Dr. Gelb is a transplant surgeon in New York City.
On March 11 I started my day at 6 a.m. with my usual busy calendar: rounding on patients in the hospital, attending meetings, hopping on a quick conference call, then heading off to the operating room. I was energized by my morning coffee and felt great. By mid-afternoon, everything was different. I had terrible body aches, fever, sudden fatigue. It was an effort just to walk to my car, parked three blocks away. A few more hours and I was short of breath. I saw my local physician in urgent care, and within minutes she was able to rule out two of the three likely culprits: influenza and strep.
Five days earlier, the President announced that anyone who wanted a COVID-19 test could get one. The reality was different. “We don’t have access to the test,” I was told. My doctor could not offer any alternative testing options. After another day of searching, I was able to be tested. The swab had to be sent out of state – there were no local labs that were able to run the test with a quick turnaround time.
While I waited, I self-quarantined at home. The fever broke after a few days and I felt better only to be knocked down with round two: a sore throat, a hacking deep chest cough, and trouble taking a deep breath. Still no test result. Due to the backlog in our nation’s testing system, it took nine more days to confirm what had become evident: I was infected with SARS-CoV-2, the virus that causes COVID-19.
I was one of the first few dozen New Yorkers to become a statistic in this global pandemic. But statistics take on a different meaning when they include someone you know. As I told people close to me about the test result, the concern in their voices was palpable, even if the conversation was upbeat. Those I was in close contact with before falling ill not only worried about me but about themselves: Would they be the next victims? All of a sudden this was not just a news story. It was personal. And it was that much scarier.

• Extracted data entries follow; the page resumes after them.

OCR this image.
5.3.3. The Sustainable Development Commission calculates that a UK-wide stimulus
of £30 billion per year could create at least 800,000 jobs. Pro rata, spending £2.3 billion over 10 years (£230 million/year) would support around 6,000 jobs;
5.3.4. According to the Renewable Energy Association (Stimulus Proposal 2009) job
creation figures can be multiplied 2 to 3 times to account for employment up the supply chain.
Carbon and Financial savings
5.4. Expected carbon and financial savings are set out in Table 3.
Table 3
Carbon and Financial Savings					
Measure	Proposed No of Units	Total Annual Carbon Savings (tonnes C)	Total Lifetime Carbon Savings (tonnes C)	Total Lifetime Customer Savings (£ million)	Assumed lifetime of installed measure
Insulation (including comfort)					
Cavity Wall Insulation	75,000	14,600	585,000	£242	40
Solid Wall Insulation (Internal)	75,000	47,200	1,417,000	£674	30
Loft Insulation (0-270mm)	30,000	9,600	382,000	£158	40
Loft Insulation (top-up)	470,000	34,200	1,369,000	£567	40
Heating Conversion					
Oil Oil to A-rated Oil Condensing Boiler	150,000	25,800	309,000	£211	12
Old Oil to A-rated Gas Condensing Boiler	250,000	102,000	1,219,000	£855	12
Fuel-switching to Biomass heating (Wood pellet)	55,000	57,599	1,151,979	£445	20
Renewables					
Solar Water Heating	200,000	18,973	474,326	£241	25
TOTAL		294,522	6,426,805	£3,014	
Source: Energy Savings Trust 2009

It was scarier for me too. Although I’d followed the news of the infection since we started hearing about cases in Wuhan, China, monitoring the spread and learning the symptoms, there was still so much I didn’t know, couldn’t know, until I contracted it myself. I tried to remember the advice I have given to my own patients — “Right now you’re O.K. Get help if you have more trouble breathing. For now, stay at home and monitor symptoms. Watch and wait” – but at times my mind jumped to worst-case scenarios. I worried when breathing became more difficult. I knew my lungs were working as hard as possible to extract enough oxygen without additional help. Would I need to be hospitalized and take up critical resources that are soon to be in short supply? Would I become deathly ill? Could I die? There was a chance I could die. My co-workers may have to take care of me, maybe even have to place me on a ventilator and take control of basic functions with life support.
While it’s true that elderly people and people with underlying health conditions are more likely to die of the disease, COVID-19 doesn’t care about your age or whether you are easy to kill. It looks to infect anyone and everyone, and because no one’s immune system has seen this virus before, we’re all easy prey. Considering the exponential growth of new cases, some people in the prime of their life will become critically ill. Some will not survive.
Even though I’m in my 40s and in good overall health, this illness hit me harder than I expected. I did not need to be hospitalized, but I came close. According to a recent report issued by the CDC, out of 508 hospitalizations in the U.S. as of March 16, 38% were people between the ages of 20 and 54. I knew the second week of the illness was when I could take a turn for the worse, if I was going to take a turn for the worse. It could happen any day.
As awful as this month has been, there’s no question that I’m one of the lucky ones. About two weeks after my first symptoms, my breathing is back to normal, the aching cough is mostly a memory and I’m left with a little tickle in the back of my throat. I haven’t taken a mid-day nap in years, but I’ll need one for a few more days. I’m still too tired to go for a run with my dog.
I’ll return to the frontlines in just a few days, but it won’t be business as usual. Taking care of patients sickened by the pandemic has disrupted the usual routine of every hospital in the area. Elective surgeries are no longer possible. Each of the hospital units continues to steadily fill with patients, both young and old, all with the same diagnosis: severe acute COVID-19 infection. Additional temporary hospitals are rapidly being created around the region to handle the overflow of sick patients. The Jacob Javits Center in Manhattan will be hosting a convention for which it was never intended: hundreds of sick patients that the city’s hospitals are soon to be too full to accommodate. I’ll be shifting from my usual practice of transplanting organs to taking care of critically ill COVID-19 patients.
I’m impatient to get back to work, but I’m also worried – both for my patients and for my colleagues. I know it’s inevitable that doctors, nurses and hospital staff – my friends and work family – will become infected and be unable to work. Some of them will become patients. Within the coming weeks, we will all know someone who’s been infected – or be that someone.
My colleagues and I will keep fighting the good fight. But everyone has a role to play: Right now, the most powerful ammunition we have is distancing from each other to make it harder for the virus to find a new host. We can slow the spread and allow the health care infrastructure to manage the casualties and to heal the sick.
We will defeat this disease, but until we do, please do me a favor: Wash your hands and stay at home until it’s safe to come out and play.